Достав из кармана синюю эмалированную коробочку, он аккуратно сложил туда капсулы:
– Виски ты мне, конечно, не принесешь.
– Эти лекарства нельзя мешать с алкоголем.
– Я уже пил сегодня.
– Я знаю.
– Слушай внимательно, – сказал он, поправляя очки. – Мне нужно виски с содовой. В высоком стакане. Побольше виски, поменьше содовой, как можно больше льда. И стакан воды без льда. Именно в таком сочетании.
– Я никуда не пойду.
– Хорошо. Тогда я схожу сам.
Я поднялся на кухню и смешал ему виски с содовой, правда, в обратной пропорции.
– Это ведь для Генри? – спросила Камилла, когда я наполнял второй стакан водой из-под крана.
– Да.
– Где он?
– Внизу.
– Как у него дела?
Кроме нас, на кухне никого не было. Поглядывая на дверь, я шепотом рассказал ей про содержимое туалетного столика.
– Очень похоже на Клоука, – рассмеялась она. – Он такой… порядочный на самом-то деле. Помню, Бан говорил, что Клоук напоминает ему тебя.
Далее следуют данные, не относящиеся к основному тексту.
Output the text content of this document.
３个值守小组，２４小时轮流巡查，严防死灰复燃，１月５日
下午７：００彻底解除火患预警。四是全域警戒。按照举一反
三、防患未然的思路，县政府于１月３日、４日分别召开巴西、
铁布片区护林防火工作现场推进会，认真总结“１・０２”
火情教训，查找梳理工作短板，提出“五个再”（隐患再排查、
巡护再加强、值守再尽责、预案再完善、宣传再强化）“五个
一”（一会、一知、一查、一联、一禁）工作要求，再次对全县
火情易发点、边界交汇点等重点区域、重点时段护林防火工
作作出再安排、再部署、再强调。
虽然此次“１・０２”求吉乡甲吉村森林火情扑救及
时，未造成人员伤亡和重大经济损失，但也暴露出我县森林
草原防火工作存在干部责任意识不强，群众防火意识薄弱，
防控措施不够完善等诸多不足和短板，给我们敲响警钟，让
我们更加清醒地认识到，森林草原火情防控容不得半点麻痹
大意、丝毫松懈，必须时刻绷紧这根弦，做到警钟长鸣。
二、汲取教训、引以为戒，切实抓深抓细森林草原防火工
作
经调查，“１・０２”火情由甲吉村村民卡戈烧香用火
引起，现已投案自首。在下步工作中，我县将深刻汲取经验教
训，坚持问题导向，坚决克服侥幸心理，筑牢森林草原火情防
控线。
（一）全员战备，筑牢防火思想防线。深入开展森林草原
Последнее замечание удивило и немного обидело меня. Я хотел возмутиться, но передумал и вместо этого, поставив стакан на стол, спросил:
– Кому ты звонишь в три часа ночи?
– Что-что?
Нахмурив брови, она очень натурально изобразила удивление. Увы, она была столь искусной актрисой, что я не мог быть уверен в ее искренности.
Я не сводил взгляд с ее лица – на нем по-прежнему читалось лишь недоумение, но едва у меня мелькнула мысль, что пауза передержана, как Камилла со смехом встряхнула головой:
– О чем ты вообще?
Я улыбнулся в ответ. Не было никаких шансов перехитрить ее в этой игре.
– Я вовсе не пытаюсь тебя подловить. Просто, пожалуйста, не болтай лишнего по телефону, когда у вас дома Клоук.
– Я вообще никогда не болтаю лишнего, – произнесла она рассудительным тоном.
– Очень надеюсь, потому что он подслушивал.
– Он не мог услышать ничего такого.
– Все равно, рисковать не стоит.
Мы замолчали, глядя друг на друга. Чуть пониже глаза у нее краснела обворожительная родинка, похожая на рубиновую капельку крови. Не понимая, что делаю, я наклонился и поцеловал ее.
– Чем заслужила я этот знак внимания? – насмешливо спросила Камилла.
Мое сердце, ушедшее в пятки от собственной дерзости, вернулось и дико забилось. Отвернувшись, я принялся передвигать стаканы на столе.
– Ничем, – бросил я через плечо. – Мило выглядишь, вот и все…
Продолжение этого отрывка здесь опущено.